As many of you know, one of my interests is in the area of commercial clutter. My interests have been primarily focused on how decisions made by radio management can inpact the sense of clutter in listeners--and I have borrowed on the work of Louisa Ha--especially the following article:
Ha, Louisa (1996), "Advertising Clutter in Consumer Magazines: Dimensions and Effects," Journal of Advertising Research (Winner, Lysaker Prize for Outstanding Research on Media), 36 (4), July/August, 76-84
Where she conceptualizes three types of clutter:
1. Quantity of commercials that interrupts entertainment/informational programming
2. Number of commercials which are for the same product category (just think of what it's like on the radio the week before a major election....likely the same number of minutes devoted to ads...it just seems like more because they are all asking for your vote)
3. The amount of intrusiveness--or the extent to which the programming you are using the media FOR...the entertainment or information...is interrupted.
Well, I've been communicating via email with someone who has me thinking about another possible way that listeners could conceptualize a station as more cluttered: when the same voice talent is doing a unusually heavy percentage of the total number of commercials. When I was a disc jockey we were still playing commercials on carts and on the cart labels used to be typed things like the name of the client, the dates the commercial would air, its duration, and, the initials of the announcers that began and ended the commercial.
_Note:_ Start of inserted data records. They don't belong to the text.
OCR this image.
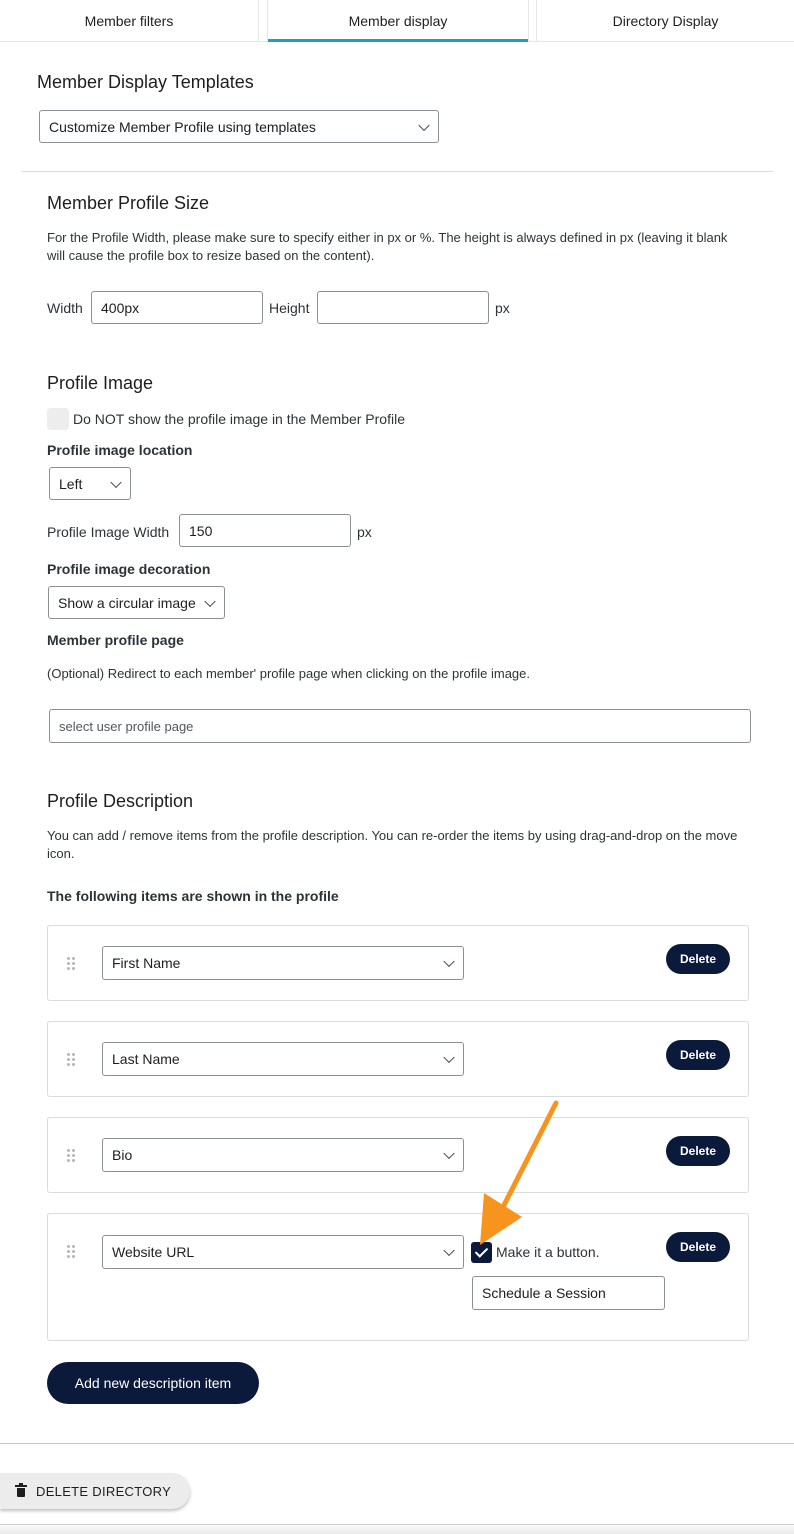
Member filters	Member display	Directory Display
Member Display Templates
Customize Member Profile using templates
Member Profile Size

For the Profile Width, please make sure to specify either in px or %. The height is always defined in px (leaving it blank will cause the profile box to resize based on the content).

Width 400px	Height	px
Profile Image
Do NOT show the profile image in the Member Profile
Profile image location
Left
Profile Image Width 150	px
Profile image decoration
Show a circular image
Member profile page

(Optional) Redirect to each member' profile page when clicking on the profile image.

select user profile page
Profile Description

You can add / remove items from the profile description. You can re-order the items by using drag-and-drop on the move icon.

The following items are shown in the profile
First Name	Delete
Last Name	Delete
Bio	Delete
Website URL	Make it a button.
Schedule a Session
Delete
Add new description item
DELETE DIRECTORY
So, a commercial with the following code on it RP/WMJ would indicate to the disk jockey that the commercial started with Rob Potter's voice and then ended with Wolfman Jack's voice (no, I'm not that old...it's just an example).
The trouble would be if you ended up with the following three commercials to play: RP/RP; RP/WMJ; WMJ/RP. When this was the case, there would be no way for the announcer on air to arrange those commercials in an order where MY VOICE promoting one client would not go directly into a commercial where MY VOICE was promoting another client. Bad for the client, certainly. The question is, does this impact the perception of clutter? In other words, if you had ten 30 second commercials in a single stopset...and they ALL were voiced by the same announcer --even with changes in tone, inflection, background music, etc--would listeners perceive that station as more cluttered than another station (still playing ten 30s) with a varied set of voices doing the production?
I wonder.
Good thing another semester is starting!